Les amateurs de Lovecraft s’amuseront à dénicher au passage les multiples clins d’œil à l’univers de l’écrivain, au-delà du nom donné au personnage principal. Le night-club s’appelle par exemple le « Dunwich Room » et plusieurs entités du mythe sont mentionnées ou convoquées, dont Cthulhu, Azathoth ou Yog-Sothoth – ce dernier apparaissant même sous forme d’un monstre tentaculaire dans le final du film. Pour autant, Détective Philip Lovecraft adopte un ton léger, presque parodique, très éloigné de la terreur métaphysique et du nihilisme chers au reclus de Providence. Certaines scènes assument pleinement leur aspect cartoonesque (le héros qui assène un coup dans l’entrejambe d’une gargouille) et le bestiaire fantastique relève plus des folies à la Ghostbusters que du cauchemar existentiel.
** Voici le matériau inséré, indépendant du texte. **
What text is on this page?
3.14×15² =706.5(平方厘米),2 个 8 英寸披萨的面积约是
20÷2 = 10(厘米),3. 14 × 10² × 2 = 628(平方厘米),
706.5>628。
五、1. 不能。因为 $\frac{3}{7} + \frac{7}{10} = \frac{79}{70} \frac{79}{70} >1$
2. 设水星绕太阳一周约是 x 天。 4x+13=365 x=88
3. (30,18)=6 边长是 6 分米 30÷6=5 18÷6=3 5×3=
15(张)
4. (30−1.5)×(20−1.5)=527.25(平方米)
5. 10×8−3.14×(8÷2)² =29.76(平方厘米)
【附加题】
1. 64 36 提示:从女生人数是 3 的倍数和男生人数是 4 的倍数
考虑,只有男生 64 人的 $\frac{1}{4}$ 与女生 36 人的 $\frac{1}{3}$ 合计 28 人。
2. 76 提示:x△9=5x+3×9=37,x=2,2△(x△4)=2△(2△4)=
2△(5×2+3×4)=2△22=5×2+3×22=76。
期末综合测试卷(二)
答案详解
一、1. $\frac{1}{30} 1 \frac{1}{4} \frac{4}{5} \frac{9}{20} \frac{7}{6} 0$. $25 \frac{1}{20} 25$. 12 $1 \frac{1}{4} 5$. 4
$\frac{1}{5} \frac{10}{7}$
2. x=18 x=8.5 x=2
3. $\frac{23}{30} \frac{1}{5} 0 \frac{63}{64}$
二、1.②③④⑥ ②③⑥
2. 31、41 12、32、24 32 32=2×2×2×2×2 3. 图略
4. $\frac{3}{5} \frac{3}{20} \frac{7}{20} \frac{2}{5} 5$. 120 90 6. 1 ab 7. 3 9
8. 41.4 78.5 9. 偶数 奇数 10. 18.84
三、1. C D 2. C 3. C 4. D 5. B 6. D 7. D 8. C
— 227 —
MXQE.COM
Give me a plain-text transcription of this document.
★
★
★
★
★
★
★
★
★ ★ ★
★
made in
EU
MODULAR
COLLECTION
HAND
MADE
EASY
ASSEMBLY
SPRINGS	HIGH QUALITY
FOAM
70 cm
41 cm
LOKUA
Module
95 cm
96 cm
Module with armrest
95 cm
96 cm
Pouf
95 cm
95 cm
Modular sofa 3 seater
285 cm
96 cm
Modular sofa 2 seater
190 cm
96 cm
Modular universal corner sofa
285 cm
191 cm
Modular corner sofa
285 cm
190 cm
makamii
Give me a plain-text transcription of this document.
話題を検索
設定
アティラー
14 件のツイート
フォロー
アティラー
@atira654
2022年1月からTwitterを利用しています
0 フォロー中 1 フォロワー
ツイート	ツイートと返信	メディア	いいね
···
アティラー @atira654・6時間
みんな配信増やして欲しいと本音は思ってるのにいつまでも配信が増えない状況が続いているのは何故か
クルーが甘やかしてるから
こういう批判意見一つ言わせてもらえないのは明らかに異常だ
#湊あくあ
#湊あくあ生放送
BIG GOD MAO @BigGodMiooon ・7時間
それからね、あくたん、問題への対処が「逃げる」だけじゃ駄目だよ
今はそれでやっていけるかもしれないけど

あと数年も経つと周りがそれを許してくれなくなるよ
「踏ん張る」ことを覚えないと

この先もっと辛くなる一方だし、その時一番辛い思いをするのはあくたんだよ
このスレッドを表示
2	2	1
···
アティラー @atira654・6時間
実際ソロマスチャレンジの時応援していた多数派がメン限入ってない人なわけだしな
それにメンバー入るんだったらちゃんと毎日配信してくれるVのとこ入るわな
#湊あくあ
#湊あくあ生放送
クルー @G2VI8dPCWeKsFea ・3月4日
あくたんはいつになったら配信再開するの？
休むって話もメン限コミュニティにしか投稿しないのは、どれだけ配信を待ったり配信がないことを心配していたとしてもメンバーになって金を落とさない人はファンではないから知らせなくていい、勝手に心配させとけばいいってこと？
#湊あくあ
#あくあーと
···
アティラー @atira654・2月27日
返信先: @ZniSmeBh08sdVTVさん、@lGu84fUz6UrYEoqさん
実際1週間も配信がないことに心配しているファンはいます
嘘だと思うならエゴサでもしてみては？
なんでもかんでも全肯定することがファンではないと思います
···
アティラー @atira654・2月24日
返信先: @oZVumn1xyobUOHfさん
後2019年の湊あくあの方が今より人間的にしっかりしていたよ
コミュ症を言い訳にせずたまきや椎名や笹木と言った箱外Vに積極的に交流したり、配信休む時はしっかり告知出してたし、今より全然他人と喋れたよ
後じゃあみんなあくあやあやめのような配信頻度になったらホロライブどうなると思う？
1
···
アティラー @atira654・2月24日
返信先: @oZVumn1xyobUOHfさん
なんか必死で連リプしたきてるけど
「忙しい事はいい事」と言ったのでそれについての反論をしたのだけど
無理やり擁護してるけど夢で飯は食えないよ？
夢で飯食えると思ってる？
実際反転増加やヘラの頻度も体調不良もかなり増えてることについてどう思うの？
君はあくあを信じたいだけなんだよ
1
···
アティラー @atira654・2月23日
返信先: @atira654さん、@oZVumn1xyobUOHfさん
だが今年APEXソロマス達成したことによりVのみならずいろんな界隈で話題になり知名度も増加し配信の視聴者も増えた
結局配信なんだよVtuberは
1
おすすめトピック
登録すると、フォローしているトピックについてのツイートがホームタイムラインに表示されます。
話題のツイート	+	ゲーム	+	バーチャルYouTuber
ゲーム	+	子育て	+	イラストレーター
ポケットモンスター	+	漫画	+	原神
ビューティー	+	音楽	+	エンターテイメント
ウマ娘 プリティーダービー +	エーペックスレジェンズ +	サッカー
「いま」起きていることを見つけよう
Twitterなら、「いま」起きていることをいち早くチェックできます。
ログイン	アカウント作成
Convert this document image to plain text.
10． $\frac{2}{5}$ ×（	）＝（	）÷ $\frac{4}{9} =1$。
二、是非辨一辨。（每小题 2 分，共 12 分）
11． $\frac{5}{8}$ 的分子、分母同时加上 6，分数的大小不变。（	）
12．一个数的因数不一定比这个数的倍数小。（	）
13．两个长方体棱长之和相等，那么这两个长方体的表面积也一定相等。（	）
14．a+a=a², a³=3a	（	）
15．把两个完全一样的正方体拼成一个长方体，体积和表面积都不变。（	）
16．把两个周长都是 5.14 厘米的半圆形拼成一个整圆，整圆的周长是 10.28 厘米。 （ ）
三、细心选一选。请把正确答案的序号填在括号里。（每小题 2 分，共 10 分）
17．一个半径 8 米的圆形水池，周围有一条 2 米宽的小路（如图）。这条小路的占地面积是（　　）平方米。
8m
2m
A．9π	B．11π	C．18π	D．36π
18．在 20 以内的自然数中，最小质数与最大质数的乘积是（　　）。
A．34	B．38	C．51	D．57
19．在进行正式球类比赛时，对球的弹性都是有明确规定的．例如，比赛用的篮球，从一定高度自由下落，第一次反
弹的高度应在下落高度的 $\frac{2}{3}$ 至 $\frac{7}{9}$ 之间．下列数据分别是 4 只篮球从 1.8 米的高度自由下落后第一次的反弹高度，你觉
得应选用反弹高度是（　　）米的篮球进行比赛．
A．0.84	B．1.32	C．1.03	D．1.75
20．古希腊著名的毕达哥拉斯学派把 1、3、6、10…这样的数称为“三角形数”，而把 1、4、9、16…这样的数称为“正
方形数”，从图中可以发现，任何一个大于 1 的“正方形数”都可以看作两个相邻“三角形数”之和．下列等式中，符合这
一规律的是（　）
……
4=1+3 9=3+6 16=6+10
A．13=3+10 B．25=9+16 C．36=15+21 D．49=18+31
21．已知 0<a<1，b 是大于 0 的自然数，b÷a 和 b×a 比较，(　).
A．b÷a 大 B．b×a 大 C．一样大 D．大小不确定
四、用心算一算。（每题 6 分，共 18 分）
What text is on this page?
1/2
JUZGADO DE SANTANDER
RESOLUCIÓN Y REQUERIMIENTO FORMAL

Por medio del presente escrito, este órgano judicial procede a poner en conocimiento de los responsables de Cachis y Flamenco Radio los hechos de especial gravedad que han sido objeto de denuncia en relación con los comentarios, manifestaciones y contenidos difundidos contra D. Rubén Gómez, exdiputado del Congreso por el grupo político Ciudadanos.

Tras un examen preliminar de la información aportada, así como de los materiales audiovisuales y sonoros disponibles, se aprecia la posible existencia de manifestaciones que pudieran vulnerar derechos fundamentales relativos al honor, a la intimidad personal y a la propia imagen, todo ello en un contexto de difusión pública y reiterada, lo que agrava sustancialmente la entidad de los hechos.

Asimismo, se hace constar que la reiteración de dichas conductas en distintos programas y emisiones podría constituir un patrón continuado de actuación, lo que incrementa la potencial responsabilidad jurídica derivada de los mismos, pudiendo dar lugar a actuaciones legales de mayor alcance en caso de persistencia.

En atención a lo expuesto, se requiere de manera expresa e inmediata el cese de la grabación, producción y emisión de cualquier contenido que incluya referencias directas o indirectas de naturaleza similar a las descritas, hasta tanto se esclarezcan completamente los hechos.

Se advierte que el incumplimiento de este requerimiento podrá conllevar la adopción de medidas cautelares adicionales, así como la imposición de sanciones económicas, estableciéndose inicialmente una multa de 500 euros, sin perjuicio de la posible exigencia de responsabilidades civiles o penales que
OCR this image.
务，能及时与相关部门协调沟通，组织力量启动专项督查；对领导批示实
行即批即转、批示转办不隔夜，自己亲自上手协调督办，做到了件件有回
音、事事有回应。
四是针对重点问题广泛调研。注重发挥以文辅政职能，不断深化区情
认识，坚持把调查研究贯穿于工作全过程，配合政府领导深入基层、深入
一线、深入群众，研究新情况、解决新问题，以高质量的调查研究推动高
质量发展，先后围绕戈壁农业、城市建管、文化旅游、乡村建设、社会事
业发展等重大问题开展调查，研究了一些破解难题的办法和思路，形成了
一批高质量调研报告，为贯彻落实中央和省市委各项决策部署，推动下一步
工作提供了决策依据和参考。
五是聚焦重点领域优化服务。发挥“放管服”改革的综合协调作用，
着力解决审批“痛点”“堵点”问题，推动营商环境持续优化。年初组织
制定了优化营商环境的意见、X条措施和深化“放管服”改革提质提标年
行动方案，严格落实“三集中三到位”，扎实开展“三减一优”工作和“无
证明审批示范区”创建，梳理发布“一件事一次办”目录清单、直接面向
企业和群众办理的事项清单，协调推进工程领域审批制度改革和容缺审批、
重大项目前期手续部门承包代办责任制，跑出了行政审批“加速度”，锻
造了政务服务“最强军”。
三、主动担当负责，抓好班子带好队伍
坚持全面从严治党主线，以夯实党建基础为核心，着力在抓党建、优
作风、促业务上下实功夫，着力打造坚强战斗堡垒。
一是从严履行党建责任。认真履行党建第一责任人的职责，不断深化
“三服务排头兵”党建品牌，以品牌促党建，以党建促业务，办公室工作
Dans cet esprit récréatif, les effets spéciaux de Tony Gardner (collaborateur de Sam Raimi sur Darkman) ont un charme indéniable, malgré des moyens limités. À sa sortie, Détective Philip Lovecraft passe un peu inaperçu. Sans doute est-il jugé à l’époque trop atypique ou trop hybride pour entrer dans une case bien définie. Il donnera tout de même naissance à une suite en 1994, Witch Hunt, réalisée par Paul Schrader, dans laquelle Dennis Hopper reprendra le rôle du détective Lovecraft.